Excited by proximity inducing drugs such as PROTACs and molecular glues to induce target degradation or other beneficial protein: protein interactions, she moved to the department of Mechanistic & Structural Biology, Discovery Sciences at AstraZeneca in 2020. Here she has worked on a number of Oncology drug discovery programmes.

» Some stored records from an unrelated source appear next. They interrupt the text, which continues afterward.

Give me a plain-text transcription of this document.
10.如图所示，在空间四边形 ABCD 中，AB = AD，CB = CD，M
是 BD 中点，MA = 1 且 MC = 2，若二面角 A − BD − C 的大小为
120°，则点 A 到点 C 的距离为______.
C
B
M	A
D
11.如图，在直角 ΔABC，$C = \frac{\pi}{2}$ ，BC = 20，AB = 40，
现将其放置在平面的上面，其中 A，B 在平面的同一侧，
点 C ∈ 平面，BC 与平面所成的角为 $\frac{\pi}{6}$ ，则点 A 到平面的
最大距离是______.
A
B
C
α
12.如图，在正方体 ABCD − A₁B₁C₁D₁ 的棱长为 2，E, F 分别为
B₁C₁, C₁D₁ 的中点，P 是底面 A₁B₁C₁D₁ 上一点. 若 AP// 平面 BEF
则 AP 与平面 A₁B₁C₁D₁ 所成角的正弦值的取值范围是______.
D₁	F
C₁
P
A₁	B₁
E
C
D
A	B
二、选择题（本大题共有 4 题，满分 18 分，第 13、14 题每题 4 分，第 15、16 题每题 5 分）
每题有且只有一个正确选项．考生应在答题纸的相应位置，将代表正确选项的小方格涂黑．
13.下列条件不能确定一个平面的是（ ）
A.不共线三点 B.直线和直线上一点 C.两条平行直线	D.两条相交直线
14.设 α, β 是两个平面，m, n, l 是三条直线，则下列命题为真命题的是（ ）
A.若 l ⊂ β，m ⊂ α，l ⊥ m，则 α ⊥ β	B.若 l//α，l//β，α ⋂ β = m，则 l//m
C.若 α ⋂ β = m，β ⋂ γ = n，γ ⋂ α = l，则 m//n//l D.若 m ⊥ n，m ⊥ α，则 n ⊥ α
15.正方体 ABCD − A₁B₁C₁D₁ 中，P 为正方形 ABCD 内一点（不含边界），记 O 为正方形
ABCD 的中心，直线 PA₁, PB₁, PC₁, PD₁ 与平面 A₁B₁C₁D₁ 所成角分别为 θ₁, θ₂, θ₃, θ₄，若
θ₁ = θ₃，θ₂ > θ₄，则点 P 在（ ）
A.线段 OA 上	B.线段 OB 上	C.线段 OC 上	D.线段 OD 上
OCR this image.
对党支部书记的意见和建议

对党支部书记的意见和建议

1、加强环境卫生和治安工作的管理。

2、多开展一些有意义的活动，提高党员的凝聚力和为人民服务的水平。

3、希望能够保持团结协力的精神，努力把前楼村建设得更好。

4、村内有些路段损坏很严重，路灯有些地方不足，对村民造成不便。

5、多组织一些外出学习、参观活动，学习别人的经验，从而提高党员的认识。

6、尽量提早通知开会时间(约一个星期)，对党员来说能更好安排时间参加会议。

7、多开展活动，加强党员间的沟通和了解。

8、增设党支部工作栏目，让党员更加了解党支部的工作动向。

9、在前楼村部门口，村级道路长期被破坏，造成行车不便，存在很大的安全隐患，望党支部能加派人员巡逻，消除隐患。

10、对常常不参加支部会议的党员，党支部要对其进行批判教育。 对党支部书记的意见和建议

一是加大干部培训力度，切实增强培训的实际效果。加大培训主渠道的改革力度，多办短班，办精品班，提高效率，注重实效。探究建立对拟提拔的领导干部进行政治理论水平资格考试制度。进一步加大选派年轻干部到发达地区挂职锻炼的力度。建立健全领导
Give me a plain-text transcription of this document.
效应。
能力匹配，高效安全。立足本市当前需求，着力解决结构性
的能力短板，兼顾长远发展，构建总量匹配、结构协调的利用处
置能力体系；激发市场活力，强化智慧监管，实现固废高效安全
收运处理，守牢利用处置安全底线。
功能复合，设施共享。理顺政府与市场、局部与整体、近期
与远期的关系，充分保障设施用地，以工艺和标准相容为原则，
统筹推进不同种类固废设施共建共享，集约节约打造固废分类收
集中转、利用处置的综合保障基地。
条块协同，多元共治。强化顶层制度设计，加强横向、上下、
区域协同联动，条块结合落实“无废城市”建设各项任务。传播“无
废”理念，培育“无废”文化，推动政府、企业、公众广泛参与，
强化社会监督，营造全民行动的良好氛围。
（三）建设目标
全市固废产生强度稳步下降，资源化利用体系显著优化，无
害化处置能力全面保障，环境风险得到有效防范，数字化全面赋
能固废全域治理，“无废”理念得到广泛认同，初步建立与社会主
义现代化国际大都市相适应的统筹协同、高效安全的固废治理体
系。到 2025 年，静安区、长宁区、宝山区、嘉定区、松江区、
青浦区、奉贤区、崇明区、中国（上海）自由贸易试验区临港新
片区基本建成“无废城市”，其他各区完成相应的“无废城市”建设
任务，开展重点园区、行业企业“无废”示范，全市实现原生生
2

Cancer Research Horizons, CRUK
Before joining Cancer Research UK Therapeutic Discovery laboratories as director of biology in 2015, Stuart spent more than 20 years in drug discovery and leadership roles in the pharmaceutical industry. Most recently he was based at the University of Manchester, where he directed the establishment of the Manchester Centre for Collaborative Research in Inflammation (MCCIR), a £15M initiative funded by GlaxoSmithKline, AstraZeneca and the University of Manchester. He is a past member of the MRC Infection and Immunity Board. Stuart has worked in several therapeutic areas and has directed major translational research initiatives in apoptosis, immunology and circadian biology. He has led discovery teams that have generated several clinical candidate molecules and has overseen biology programmes for drugs that have achieved regulatory approval and launch. In his current role he has been closely involved in the establishment of major drug discovery alliances in cancer immunology between CR-UK and various industry partners.